List<MyObjects> items = getList()
Observable.from(items).flatMap(object : Func1<MyObjects, Observable<String>>() {
fun call(item: MyObjects): Observable<String> {
return someMethod(item)
}
}).subscribeOn(Schedulers.io()).observeOn(AndroidSchedulers.mainThread()).subscribe(object : Subscriber<String>() {
fun onCompleted() {
}
fun onError(e: Throwable) {
}
fun onNext(s: String) {
// do on output of each string
}
})
By subscribing on Schedulers.io(), some method is scheduled on background thread.
To process items of a collection in parallel you can use Kotlin Coroutines. For example the following extension function processes items in parallel and waits for them to be processed:
suspend fun <T, R> Iterable<T>.processInParallel(
dispatcher: CoroutineDispatcher = Dispatchers.IO,
processBlock: suspend (v: T) -> R,
): List<R> = coroutineScope { // or supervisorScope
map {
async(dispatcher) { processBlock(it) }
}.awaitAll()
}
This is suspend extension function on Iterable<T> type, which does a parallel processing of items and returns some result of processing each item. By default it uses Dispatchers.IO dispatcher to offload blocking tasks to a shared pool of threads. Must be called from a coroutine (including a coroutine with Dispatchers.Main dispatcher) or another suspend function.

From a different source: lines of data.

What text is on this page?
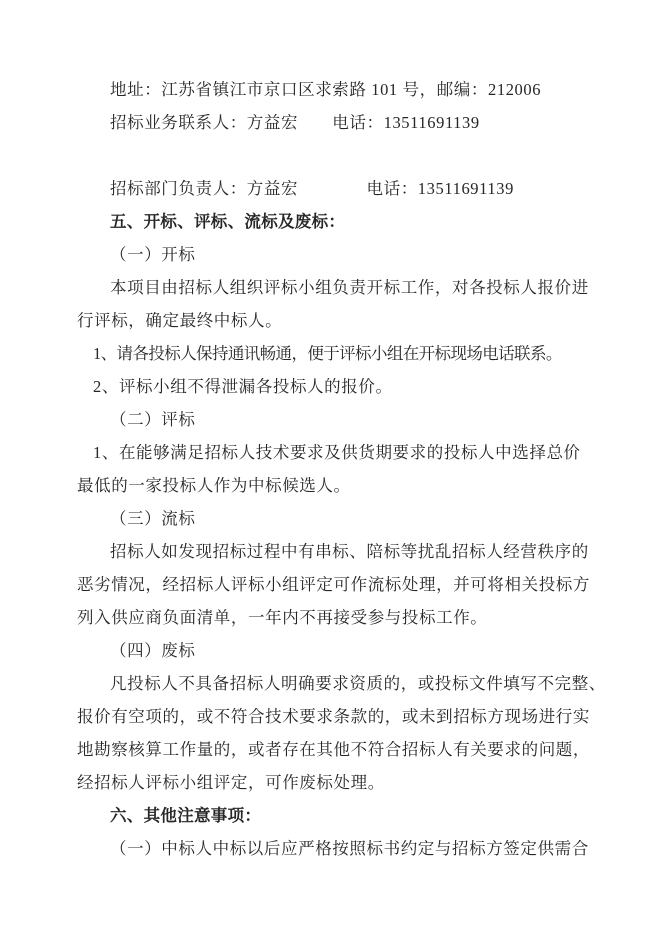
地址：江苏省镇江市京口区求索路 101 号，邮编：212006
招标业务联系人：方益宏　　电话：13511691139
招标部门负责人：方益宏　　　　电话：13511691139
五、开标、评标、流标及废标：
（一）开标
本项目由招标人组织评标小组负责开标工作，对各投标人报价进
行评标，确定最终中标人。
1、请各投标人保持通讯畅通，便于评标小组在开标现场电话联系。
2、评标小组不得泄漏各投标人的报价。
（二）评标
1、在能够满足招标人技术要求及供货期要求的投标人中选择总价
最低的一家投标人作为中标候选人。
（三）流标
招标人如发现招标过程中有串标、陪标等扰乱招标人经营秩序的
恶劣情况，经招标人评标小组评定可作流标处理，并可将相关投标方
列入供应商负面清单，一年内不再接受参与投标工作。
（四）废标
凡投标人不具备招标人明确要求资质的，或投标文件填写不完整、
报价有空项的，或不符合技术要求条款的，或未到招标方现场进行实
地勘察核算工作量的，或者存在其他不符合招标人有关要求的问题，
经招标人评标小组评定，可作废标处理。
六、其他注意事项：
（一）中标人中标以后应严格按照标书约定与招标方签定供需合
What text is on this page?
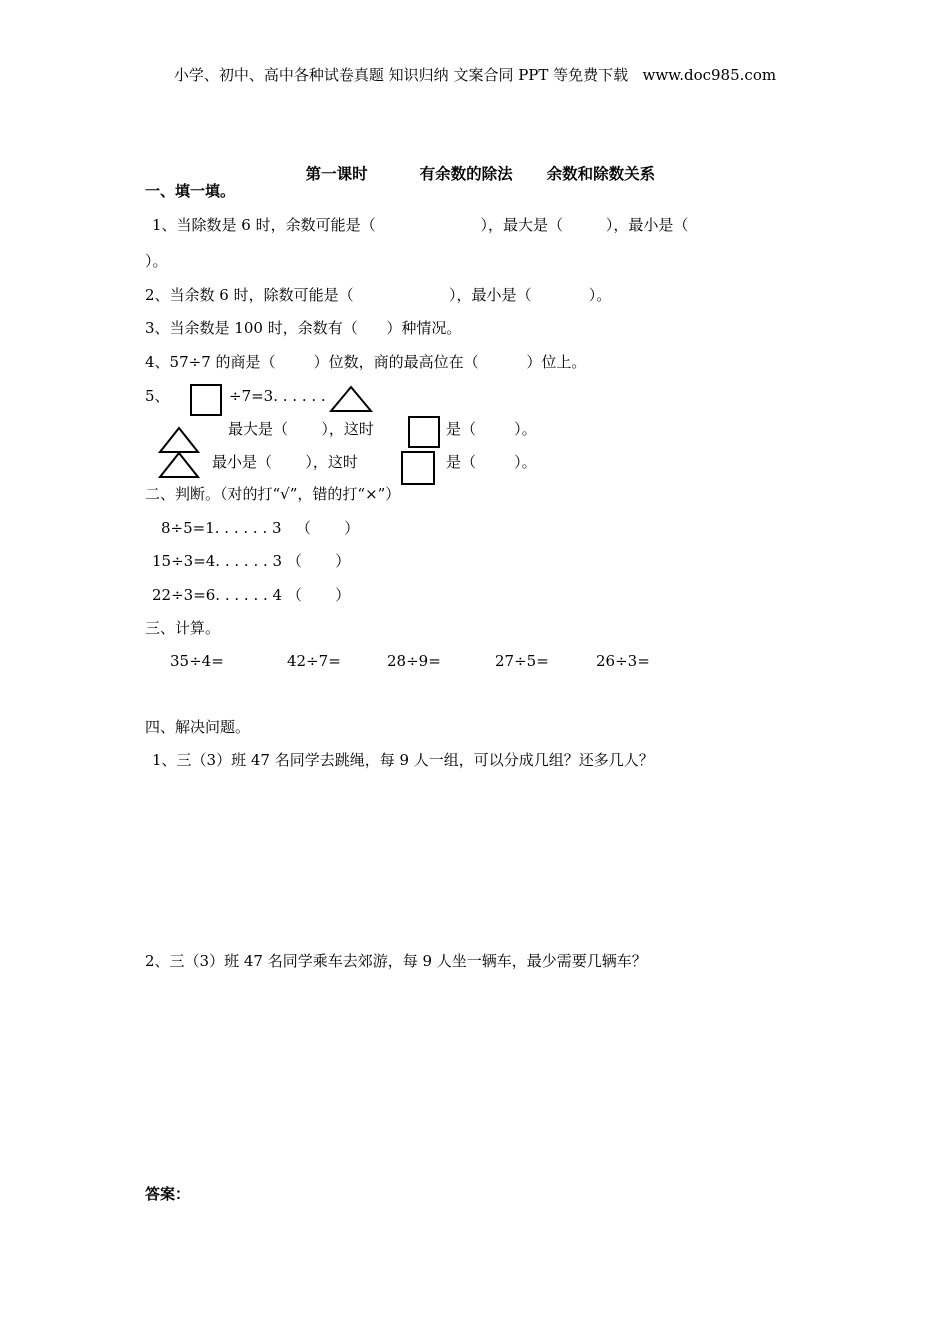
小学、初中、高中各种试卷真题 知识归纳 文案合同 PPT 等免费下载   www.doc985.com

第一课时	有余数的除法 余数和除数关系

一、填一填。
1、当除数是 6 时，余数可能是（                      ），最大是（         ），最小是（
）。
2、当余数 6 时，除数可能是（                    ），最小是（            ）。
3、当余数是 100 时，余数有（      ）种情况。
4、57÷7 的商是（        ）位数，商的最高位在（          ）位上。
5、	÷7=3. . . . . .
最大是（       ），这时	是（        ）。
最小是（       ），这时	是（        ）。
二、判断。（对的打“√”，错的打“×”）
8÷5=1. . . . . . 3   （       ）
15÷3=4. . . . . . 3 （       ）
22÷3=6. . . . . . 4 （       ）
三、计算。
35÷4=	42÷7=	28÷9=	27÷5=	26÷3=
四、解决问题。
1、三（3）班 47 名同学去跳绳，每 9 人一组，可以分成几组？还多几人？
2、三（3）班 47 名同学乘车去郊游，每 9 人坐一辆车，最少需要几辆车？
答案：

Example of calling from a coroutine:
val myObjects: List<MyObject> = getMyObjects()
someCoroutineScope.launch {
val results = myObjects.processInParallel {
someMethod(it)
}
// use processing results
}
where someCoroutineScope is an instance of CoroutineScope.

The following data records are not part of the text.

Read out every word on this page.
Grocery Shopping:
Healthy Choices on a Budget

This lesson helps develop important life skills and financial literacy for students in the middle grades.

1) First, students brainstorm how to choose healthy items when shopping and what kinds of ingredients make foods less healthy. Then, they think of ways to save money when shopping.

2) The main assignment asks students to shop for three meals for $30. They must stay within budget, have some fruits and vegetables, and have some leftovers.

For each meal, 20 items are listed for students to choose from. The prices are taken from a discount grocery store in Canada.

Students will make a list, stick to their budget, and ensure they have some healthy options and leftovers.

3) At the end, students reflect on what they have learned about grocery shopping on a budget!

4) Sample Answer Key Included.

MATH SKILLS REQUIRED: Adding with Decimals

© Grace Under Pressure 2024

Or if you want to just launch and forget you can use this function:
fun <T> CoroutineScope.processInParallelAndForget(
iterable: Iterable<T>,
dispatcher: CoroutineDispatcher = Dispatchers.IO,
processBlock: suspend (v: T) -> Unit
) = iterable.forEach {
launch(dispatcher) { processBlock(it) }
}
This is an extension function on CoroutineScope, which doesn't return any result. It also uses Dispatchers.IO dispatcher by default. Can be called using CoroutineScope or from another coroutine.
Calling example:
someoroutineScope.processInParallelAndForget(myObjects) {
someMethod(it)
}
// OR from another coroutine:
someCoroutineScope.launch {
processInParallelAndForget(myObjects) {
someMethod(it)
}
}
where someCoroutineScope is an instance of CoroutineScope.